Das globale Finanzsystem wird durch die Technology der New Economy in atemberaubendem Tempo beschleunigt, die weltweiten Regulierungssysteme und Bürokratien hängen immer noch im Analogzeitalter. Jeder Amateur-Investor mit einem Online-Maklerkonto und einem Breitband-Anschluss kann heute ein Global Player sein. Aber unsere Möglichkeiten, in potenziell hochtoxischen Finanzprodukten zu handeln hat unsere Möglichkeiten, sie zu verstehen, längst hinter sich gelassen. Ja, das Internet hat die Informationen im Finanzmarkt demokratisiert. Analysten haben keinen Zeitvorsprung mehr vor dem Anleger. Elektronische Handelsplattformen haben die Maklerkommissionen gegen Null gedrückt. Wir können per Laptop oder SmartPhone von jedem Ort der Erde Order platzieren. Investor-Communities sind eine Fundgrube von Insider-Tipps. Alles gut und schön.

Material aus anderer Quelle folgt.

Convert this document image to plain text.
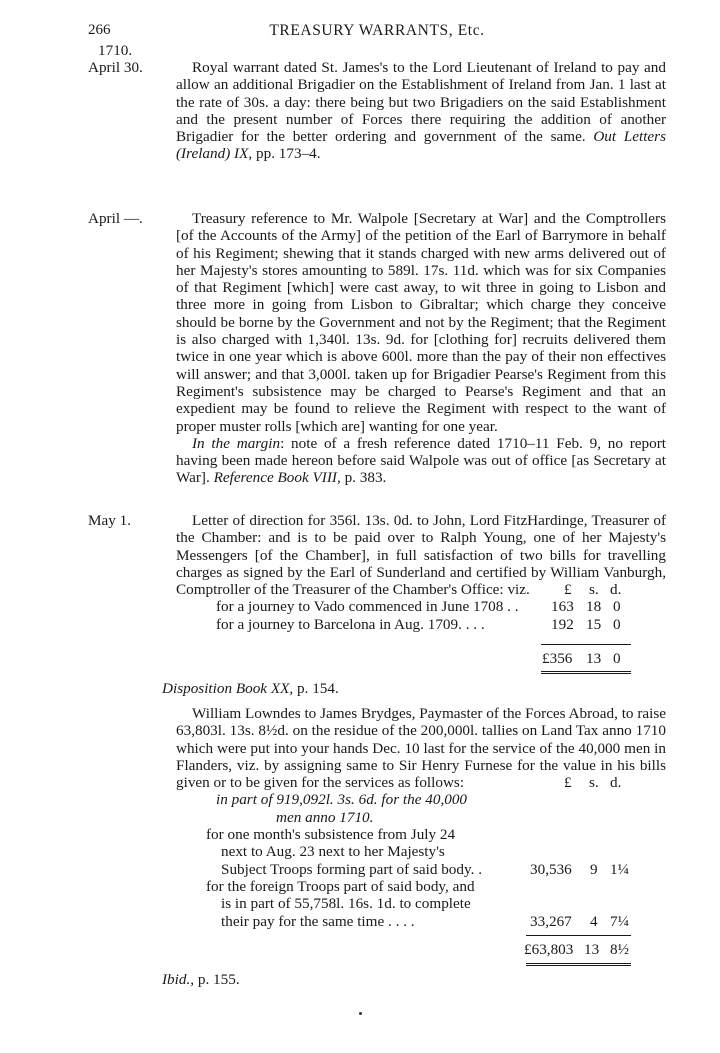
266	TREASURY WARRANTS, Etc.
1710.
April 30.	Royal warrant dated St. James's to the Lord Lieutenant of Ireland to pay and allow an additional Brigadier on the Establishment of Ireland from Jan. 1 last at the rate of 30s. a day: there being but two Brigadiers on the said Establishment and the present number of Forces there requiring the addition of another Brigadier for the better ordering and government of the same. Out Letters (Ireland) IX, pp. 173–4.
April —.	Treasury reference to Mr. Walpole [Secretary at War] and the Comptrollers [of the Accounts of the Army] of the petition of the Earl of Barrymore in behalf of his Regiment; shewing that it stands charged with new arms delivered out of her Majesty's stores amounting to 589l. 17s. 11d. which was for six Companies of that Regiment [which] were cast away, to wit three in going to Lisbon and three more in going from Lisbon to Gibraltar; which charge they conceive should be borne by the Government and not by the Regiment; that the Regiment is also charged with 1,340l. 13s. 9d. for [clothing for] recruits delivered them twice in one year which is above 600l. more than the pay of their non effectives will answer; and that 3,000l. taken up for Brigadier Pearse's Regiment from this Regiment's subsistence may be charged to Pearse's Regiment and that an expedient may be found to relieve the Regiment with respect to the want of proper muster rolls [which are] wanting for one year.

In the margin: note of a fresh reference dated 1710–11 Feb. 9, no report having been made hereon before said Walpole was out of office [as Secretary at War]. Reference Book VIII, p. 383.

May 1.	Letter of direction for 356l. 13s. 0d. to John, Lord FitzHardinge, Treasurer of the Chamber: and is to be paid over to Ralph Young, one of her Majesty's Messengers [of the Chamber], in full satisfaction of two bills for travelling charges as signed by the Earl of Sunderland and certified by William Vanburgh, Comptroller of the Treasurer of the Chamber's Office: viz.	£ s. d.
for a journey to Vado commenced in June 1708 . . 163 18 0
for a journey to Barcelona in Aug. 1709. . . .	192 15 0
£356 13 0
Disposition Book XX, p. 154.
William Lowndes to James Brydges, Paymaster of the Forces Abroad, to raise 63,803l. 13s. 8½d. on the residue of the 200,000l. tallies on Land Tax anno 1710 which were put into your hands Dec. 10 last for the service of the 40,000 men in Flanders, viz. by assigning same to Sir Henry Furnese for the value in his bills given or to be given for the services as follows:	£ s. d.
in part of 919,092l. 3s. 6d. for the 40,000
men anno 1710.
for one month's subsistence from July 24
next to Aug. 23 next to her Majesty's
Subject Troops forming part of said body. .	30,536 9 1¼
for the foreign Troops part of said body, and
is in part of 55,758l. 16s. 1d. to complete
their pay for the same time . . . .	33,267 4 7¼
£63,803 13 8½
Ibid., p. 155.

Gleichzeitig hat uns das Internet so mit Informationen zugemüllt, dass selbst Profis längst den Überblick verloren haben. Wie sonst lässt sich die Hypothekenkrise in den USA erklären: Alles stand seit Jahren schon im Internet! Wieso sind wir alle so überrascht worden?

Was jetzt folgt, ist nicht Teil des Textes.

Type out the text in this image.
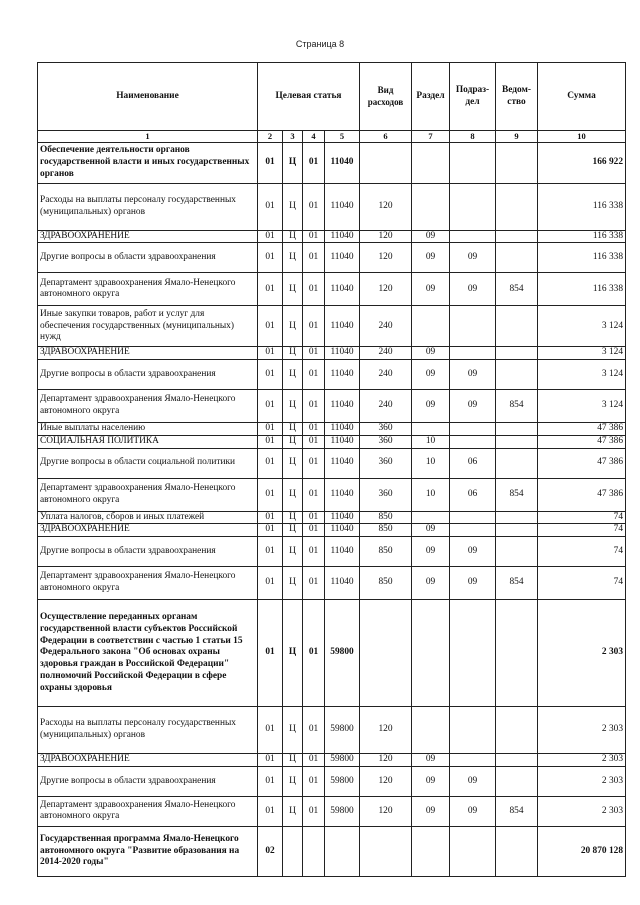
Страница 8
Наименование	Целевая статья				Вид расходов	Раздел	Подраз-дел	Ведом-ство	Сумма
1	2	3	4	5	6	7	8	9	10
Обеспечение деятельности органов государственной власти и иных государственных органов	01	Ц	01	11040					166 922
Расходы на выплаты персоналу государственных (муниципальных) органов	01	Ц	01	11040	120				116 338
ЗДРАВООХРАНЕНИЕ	01	Ц	01	11040	120	09			116 338
Другие вопросы в области здравоохранения	01	Ц	01	11040	120	09	09		116 338
Департамент здравоохранения Ямало-Ненецкого автономного округа	01	Ц	01	11040	120	09	09	854	116 338
Иные закупки товаров, работ и услуг для обеспечения государственных (муниципальных) нужд	01	Ц	01	11040	240				3 124
ЗДРАВООХРАНЕНИЕ	01	Ц	01	11040	240	09			3 124
Другие вопросы в области здравоохранения	01	Ц	01	11040	240	09	09		3 124
Департамент здравоохранения Ямало-Ненецкого автономного округа	01	Ц	01	11040	240	09	09	854	3 124
Иные выплаты населению	01	Ц	01	11040	360				47 386
СОЦИАЛЬНАЯ ПОЛИТИКА	01	Ц	01	11040	360	10			47 386
Другие вопросы в области социальной политики	01	Ц	01	11040	360	10	06		47 386
Департамент здравоохранения Ямало-Ненецкого автономного округа	01	Ц	01	11040	360	10	06	854	47 386
Уплата налогов, сборов и иных платежей	01	Ц	01	11040	850				74
ЗДРАВООХРАНЕНИЕ	01	Ц	01	11040	850	09			74
Другие вопросы в области здравоохранения	01	Ц	01	11040	850	09	09		74
Департамент здравоохранения Ямало-Ненецкого автономного округа	01	Ц	01	11040	850	09	09	854	74
Осуществление переданных органам государственной власти субъектов Российской Федерации в соответствии с частью 1 статьи 15 Федерального закона "Об основах охраны здоровья граждан в Российской Федерации" полномочий Российской Федерации в сфере охраны здоровья	01	Ц	01	59800					2 303
Расходы на выплаты персоналу государственных (муниципальных) органов	01	Ц	01	59800	120				2 303
ЗДРАВООХРАНЕНИЕ	01	Ц	01	59800	120	09			2 303
Другие вопросы в области здравоохранения	01	Ц	01	59800	120	09	09		2 303
Департамент здравоохранения Ямало-Ненецкого автономного округа	01	Ц	01	59800	120	09	09	854	2 303
Государственная программа Ямало-Ненецкого автономного округа "Развитие образования на 2014-2020 годы"	02								20 870 128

Weil der Mensch sich vor der Informations-Flut gerne in ruhige Nischen verzieht, in enge Affinitäts-Gemeinschaften, Communities mit Tunnelblick, denn nur dort hat er noch das Gefühl zu verstehen, was los ist. Statt den Blick fürs große Ganze zu öffnen setzt das Internet uns Scheuklappen auf. Besagter Alan Greenspan war es, der davon schwärmte, das Internet ermögliche es der Finanzwelt, „Risiko zu verteilen“ und „komplexe Finanzprodukte zu schaffen, zu bewerten und zu handeln“. Was er und seine Anhänger leider völlig übersehen haben ist das so genannte „Agentur-Problem“: Sobald die Komplexität einer Transaktion oder eines Finanzprodukts zu groß wird (wie beispielsweise bei den in immer feinere Scheiben zerteilten und wie Salatblätter vermischten Einzelhypotheken), neigt der Durchschnittsmensch dazu, sich nicht mehr selbst darum zu kümmern – er delegiert die Verantwortung an einen Intermediär. Auf den ist er dann angewiesen – auf Gedeih oder Verderb.
Das Internet ist also schuld an dem globalen Zusammenbruch der Finanzmärkte – aber es ist auch ein Teil der Lösung. Der einzige Grund, weshalb wir (noch) keine Weltwirtschaftskrise haben, gegen die 1929 wie eine Sommerfrische wirkt, ist weil das Prinzip der Vernetzung funktioniert hat! In Ermangelung von verbindlichen Regeln und wirksamen Kontrollinstanzen hat sich insbesondere die Finanzwelt in den letzten Wochen wie ein Social Network verhalten. Politiker, Zentralbanker, Finanzbehörden und Verbände haben unabhängig voneinander reagiert. Sie haben sich aber auch in einem Tempo ausgetauscht und sich auf Lösungen geeinigt, das früher unvorstellbar gewesen wäre. Sie sind sozusagen dem Modell des Internet gefolgt, wo es keine zentralen Instanzen gibt, wo aber die Gruppenintelligenz in beinah idealer Weise zur gemeinsamen Problembehandlung fokussiert werden kann.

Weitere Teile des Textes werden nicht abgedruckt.